English Language Development

(Elliott) #1

  • Raising students’ language awareness, particularly of how English works to make meaning, in
    order to support their close reading and skilled writing of different text types
    Students build language awareness as they come to understand how different text types use
    particular language resources (e.g., vocabulary, grammatical structures, ways of structuring and
    organizing whole texts). Language awareness is fostered when students have opportunities to
    experiment with language, shaping and enriching their own language using these language resources.
    During designated ELD instruction children engage in discussions related to the content knowledge
    they are learning in ELA and other content areas, and these discussions promote the use of the
    language from those content areas. Students also discuss the new language they are learning to use.
    For example, students might learn about the grammatical structures of a particular complex text they
    are reading in science or ELA, or they might explicitly learn some of the general academic vocabulary
    used in the texts they are reading in ELA or social studies.
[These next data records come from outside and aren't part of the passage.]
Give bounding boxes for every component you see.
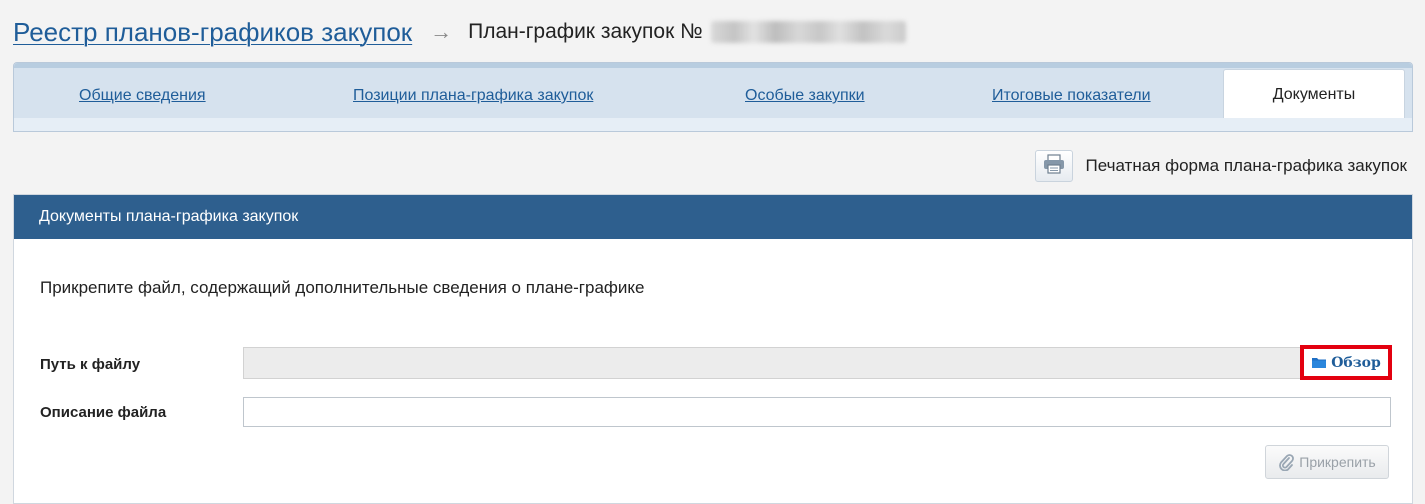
- browse-label: Обзор: [1331, 354, 1381, 371]
- breadcrumb-link-registry[interactable]: Реестр планов-графиков закупок: [13, 17, 412, 48]
- folder-icon: [1311, 356, 1327, 369]
- tab-general-info[interactable]: Общие сведения: [79, 87, 206, 105]
- breadcrumb-current: План-график закупок №: [468, 20, 703, 43]
- attach-hint: Прикрепите файл, содержащий дополнительн…: [40, 278, 645, 297]
- file-description-input[interactable]: [243, 397, 1391, 427]
- file-description-label: Описание файла: [40, 404, 167, 421]
- tab-special-purchases[interactable]: Особые закупки: [745, 87, 865, 105]
- print-form-row: Печатная форма плана-графика закупок: [1035, 150, 1407, 182]
- browse-button[interactable]: Обзор: [1300, 345, 1392, 380]
- tab-documents[interactable]: Документы: [1223, 69, 1405, 120]
- attach-button[interactable]: Прикрепить: [1265, 445, 1389, 479]
- documents-panel: Документы плана-графика закупок Прикрепи…: [13, 194, 1413, 504]
- attach-label: Прикрепить: [1299, 454, 1376, 470]
- printer-icon: [1043, 153, 1065, 179]
- tab-plan-positions[interactable]: Позиции плана-графика закупок: [353, 87, 593, 105]
- breadcrumb-arrow-icon: →: [430, 19, 453, 44]
- tab-bar-strip: [14, 118, 1412, 131]
- tab-totals[interactable]: Итоговые показатели: [992, 87, 1151, 105]
- file-path-field[interactable]: [243, 347, 1391, 379]
- print-button[interactable]: [1035, 150, 1074, 182]
- print-form-label[interactable]: Печатная форма плана-графика закупок: [1085, 156, 1407, 176]
- tab-bar: Общие сведения Позиции плана-графика зак…: [13, 62, 1413, 132]
- panel-title: Документы плана-графика закупок: [14, 195, 1412, 239]
- breadcrumb: Реестр планов-графиков закупок → План-гр…: [13, 12, 906, 52]
- file-path-label: Путь к файлу: [40, 356, 141, 373]
- redacted-plan-number: [710, 21, 906, 43]
- paperclip-icon: [1278, 453, 1295, 471]
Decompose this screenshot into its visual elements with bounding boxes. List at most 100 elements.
This intensive focus on language, in ways that build into and from content instruction, supports
students’ abilities to use English effectively in a range of disciplines, raises their awareness of how
English works in those disciplines, and enhances their understanding of content knowledge. Examples
of designated ELD instruction aligned to different content areas are provided in the following
snapshots as well as in the vignettes. For an extended discussion of how the CA ELD Standards are
used throughout the day in tandem with the CA CCSS for ELA/Literacy and other content standards
and as the principal standards during designated ELD, see chapters 1 and 2 in this ELA/ELD
Framework.


Snapshot 4.3. Language Used in Informational Text
Designated ELD Connected to Science in Grade Two

In science, Mr. Chen is teaching his students about interdependent relationships in
ecosystems. The students have planted different kinds of plants in the school garden and
are now determining which kinds of insects are beneficial or detrimental to the plants and
why, including the role of pollinating insects. The children engage in collaborative discussions
about the informational texts they read on the topic, the multimedia they view, and what they
observe in the garden and record in their science journals.
During designated ELD, Mr. Chen works with his EL students at the Bridging level of
English language proficiency. He facilitates a discussion about the language used in the
informational science texts the class is reading and the language needed to engage in science
tasks, such as observing insects in the garden and then discussing the observations or
recording them in writing. This language includes domain-specific vocabulary (e.g., beneficial
insects, pollinators, pests), general academic vocabulary (e.g., devour, gather), and adverbials,
such as prepositional phrases (e.g. with its proboscis, underneath the leaf, on the stem). He
highlights some of the language patterns in the informational texts students are reading (e.g.,
most aphids, some aphids, many aphids), as well as some complex sentences with long noun
phrases that may be unfamiliar to students (e.g., As they feed in dense groups on the stems
of plants, aphids transmit diseases. Whereas the caterpillars of most butterflies are harmless,
moth caterpillars cause an enormous amount of damage.). He guides the students to “unpack”
the meanings in these phrases and sentences through lively discussions.